In what he describes as “humbling recognition" of his research into mental health, Dr Lebogang Phahladira, specialist psychiatrist and senior lecturer in the Department of Psychiatry at Stellenbosch University (SU), has received the prestigious Global Schizophrenia Award.
The award was conferred on Phahladira by the Schizophrenia International Research Society (SIRS) and will be presented to him at the society's 2023 Annual Congress in Toronto, Canada in May this year.
Phahladira, a core member of the Psychosis Research Programme of the Department of Psychiatry, has been doing pioneering work on improving long-term treatment outcomes for schizophrenia and psychosis in the South African context. “These outcomes have not been well researched in Africa and the rest of the developing world," he says. “We would like to see patients with schizophrenia live optimally in their family environments, to complete their education, hold down jobs and live a full life."
The award was created to widen diversity and to support a SIRS member in a low- and middle-income country to attend their state-of-the-art annual congress.
In a letter to Phahladira, SIRS organisers said a number of highly accomplished individuals were nominated for the award, “making the decision extremely difficult". Phahladira says he was surprised and pleased to receive the award. “It feels great to be recognised by a global organisation like SIRS for the research we are doing in South Africa and on the continent, and our contributions to science.
“It's easy to do research in developed countries, where resources and support are available, but in Africa we work in research-constrained settings with competing priorities, and where mental health is low down on the list in terms of funding and other opportunities. To be recognised for our contribution by peers on an international front is very humbling."

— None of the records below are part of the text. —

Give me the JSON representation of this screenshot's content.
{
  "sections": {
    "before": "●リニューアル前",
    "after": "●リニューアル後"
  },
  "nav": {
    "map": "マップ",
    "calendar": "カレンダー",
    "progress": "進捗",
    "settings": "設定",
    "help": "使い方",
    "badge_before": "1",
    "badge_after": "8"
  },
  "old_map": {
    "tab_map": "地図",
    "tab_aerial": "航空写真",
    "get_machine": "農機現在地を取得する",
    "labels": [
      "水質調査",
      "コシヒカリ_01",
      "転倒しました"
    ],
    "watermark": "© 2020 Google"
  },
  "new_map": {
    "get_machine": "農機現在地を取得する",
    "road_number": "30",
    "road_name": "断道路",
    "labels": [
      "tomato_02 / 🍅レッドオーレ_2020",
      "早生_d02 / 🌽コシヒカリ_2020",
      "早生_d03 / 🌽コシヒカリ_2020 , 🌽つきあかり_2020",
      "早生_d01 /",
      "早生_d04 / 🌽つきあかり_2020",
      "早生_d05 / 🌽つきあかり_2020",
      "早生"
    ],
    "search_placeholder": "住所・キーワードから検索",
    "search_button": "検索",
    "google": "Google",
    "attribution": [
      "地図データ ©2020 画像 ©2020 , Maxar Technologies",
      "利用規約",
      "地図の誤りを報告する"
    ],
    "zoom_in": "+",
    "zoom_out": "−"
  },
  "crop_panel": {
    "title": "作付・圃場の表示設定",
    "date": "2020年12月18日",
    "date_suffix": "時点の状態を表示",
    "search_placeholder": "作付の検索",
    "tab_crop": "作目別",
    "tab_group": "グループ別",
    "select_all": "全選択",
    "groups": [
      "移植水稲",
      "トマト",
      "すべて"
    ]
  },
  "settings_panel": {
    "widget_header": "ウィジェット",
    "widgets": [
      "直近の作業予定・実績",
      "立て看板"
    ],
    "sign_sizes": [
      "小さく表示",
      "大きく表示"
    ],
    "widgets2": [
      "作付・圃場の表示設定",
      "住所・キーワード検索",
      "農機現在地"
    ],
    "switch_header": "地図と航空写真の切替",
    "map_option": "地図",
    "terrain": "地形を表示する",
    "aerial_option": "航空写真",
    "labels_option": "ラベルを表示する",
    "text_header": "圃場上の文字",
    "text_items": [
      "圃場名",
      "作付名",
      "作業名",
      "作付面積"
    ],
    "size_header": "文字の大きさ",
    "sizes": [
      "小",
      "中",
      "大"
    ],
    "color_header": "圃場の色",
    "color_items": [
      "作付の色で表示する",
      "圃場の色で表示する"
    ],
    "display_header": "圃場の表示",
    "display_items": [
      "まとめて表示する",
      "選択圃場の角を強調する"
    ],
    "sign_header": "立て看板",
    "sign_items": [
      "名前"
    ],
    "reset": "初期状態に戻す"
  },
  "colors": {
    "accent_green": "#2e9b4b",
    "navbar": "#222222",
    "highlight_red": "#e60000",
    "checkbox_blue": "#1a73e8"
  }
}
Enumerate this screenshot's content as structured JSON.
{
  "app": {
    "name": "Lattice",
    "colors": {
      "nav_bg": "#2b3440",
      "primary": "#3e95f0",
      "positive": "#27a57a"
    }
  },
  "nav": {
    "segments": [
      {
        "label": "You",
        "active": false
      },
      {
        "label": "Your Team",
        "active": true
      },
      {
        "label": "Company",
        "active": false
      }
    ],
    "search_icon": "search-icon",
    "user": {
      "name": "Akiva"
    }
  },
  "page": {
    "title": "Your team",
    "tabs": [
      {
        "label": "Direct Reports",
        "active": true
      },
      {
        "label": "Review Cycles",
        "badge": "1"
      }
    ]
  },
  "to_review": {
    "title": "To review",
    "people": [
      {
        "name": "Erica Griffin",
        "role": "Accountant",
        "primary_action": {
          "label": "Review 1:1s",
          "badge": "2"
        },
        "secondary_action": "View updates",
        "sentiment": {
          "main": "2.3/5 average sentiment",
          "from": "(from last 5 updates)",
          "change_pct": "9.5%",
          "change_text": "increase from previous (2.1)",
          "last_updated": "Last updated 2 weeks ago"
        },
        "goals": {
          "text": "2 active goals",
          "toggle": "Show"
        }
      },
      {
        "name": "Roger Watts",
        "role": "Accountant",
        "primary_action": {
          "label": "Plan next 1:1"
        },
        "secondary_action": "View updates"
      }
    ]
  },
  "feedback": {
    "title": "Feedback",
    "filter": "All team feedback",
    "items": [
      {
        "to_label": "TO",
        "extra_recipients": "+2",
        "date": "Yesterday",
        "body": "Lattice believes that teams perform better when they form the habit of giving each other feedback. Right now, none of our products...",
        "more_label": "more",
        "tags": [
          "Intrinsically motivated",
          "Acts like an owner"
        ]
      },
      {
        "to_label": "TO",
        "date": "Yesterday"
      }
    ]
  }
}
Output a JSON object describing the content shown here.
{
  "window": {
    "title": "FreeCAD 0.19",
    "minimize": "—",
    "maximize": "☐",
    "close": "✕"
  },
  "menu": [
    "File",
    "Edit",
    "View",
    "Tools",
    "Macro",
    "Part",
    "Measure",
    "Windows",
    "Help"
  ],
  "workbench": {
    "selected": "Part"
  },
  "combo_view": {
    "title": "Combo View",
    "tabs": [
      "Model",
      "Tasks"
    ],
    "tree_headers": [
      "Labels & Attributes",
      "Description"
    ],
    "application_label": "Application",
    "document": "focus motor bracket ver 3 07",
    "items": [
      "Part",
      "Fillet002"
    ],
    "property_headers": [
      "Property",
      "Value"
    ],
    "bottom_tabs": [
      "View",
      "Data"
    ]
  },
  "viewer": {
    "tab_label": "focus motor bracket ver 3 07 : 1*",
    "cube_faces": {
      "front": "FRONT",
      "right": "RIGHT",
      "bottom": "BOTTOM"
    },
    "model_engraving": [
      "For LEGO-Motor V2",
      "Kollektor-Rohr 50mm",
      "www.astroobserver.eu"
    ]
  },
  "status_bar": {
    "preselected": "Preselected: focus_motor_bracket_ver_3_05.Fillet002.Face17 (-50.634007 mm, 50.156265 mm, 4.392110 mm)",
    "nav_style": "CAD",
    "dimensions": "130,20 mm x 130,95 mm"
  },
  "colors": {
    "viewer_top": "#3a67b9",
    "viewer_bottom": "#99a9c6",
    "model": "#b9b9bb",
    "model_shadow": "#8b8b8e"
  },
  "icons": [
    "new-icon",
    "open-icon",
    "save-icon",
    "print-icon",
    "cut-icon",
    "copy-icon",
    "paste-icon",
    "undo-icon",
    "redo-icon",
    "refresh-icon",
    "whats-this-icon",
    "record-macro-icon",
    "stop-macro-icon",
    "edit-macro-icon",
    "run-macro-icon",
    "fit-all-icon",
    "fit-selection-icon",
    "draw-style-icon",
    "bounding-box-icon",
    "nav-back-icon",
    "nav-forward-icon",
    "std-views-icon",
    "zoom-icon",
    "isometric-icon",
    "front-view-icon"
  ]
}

He adds: “This award is thanks to the work of our entire schizophrenia research team at SU. The Department of Psychiatry has also for many years been very supportive of our efforts to make a contribution to research in schizophrenia.
“Above all, when you work for a university, you can only prosper when the environment is supportive, and I could not have been at a better place than SU. Here you can become anything you want to be, you can excel and compete at the highest level on the international front, and where you know you have support and encouragement in many ways from an institution that has a very special place in my heart."
Phahladira says he and his team will present various papers at the SIRS conference on the work they have been doing over the past decade.
“It will be a great opportunity to present our work at a congress, where international experts in schizophrenia gather every year to measure progress in schizophrenic research and to set new targets for research and clinical interventions.
“At the centre of it, for me, is that there are many other young people on the continent doing valuable work. I hope this award shines the light on the African continent not only in schizophrenia and psychiatry, but also in other disciplines, because science and research will not fully progress unless Africa is supported to take a step forward. We need deliberate investment in research across disciplines so that the whole world can work together to solve the problems of humanity."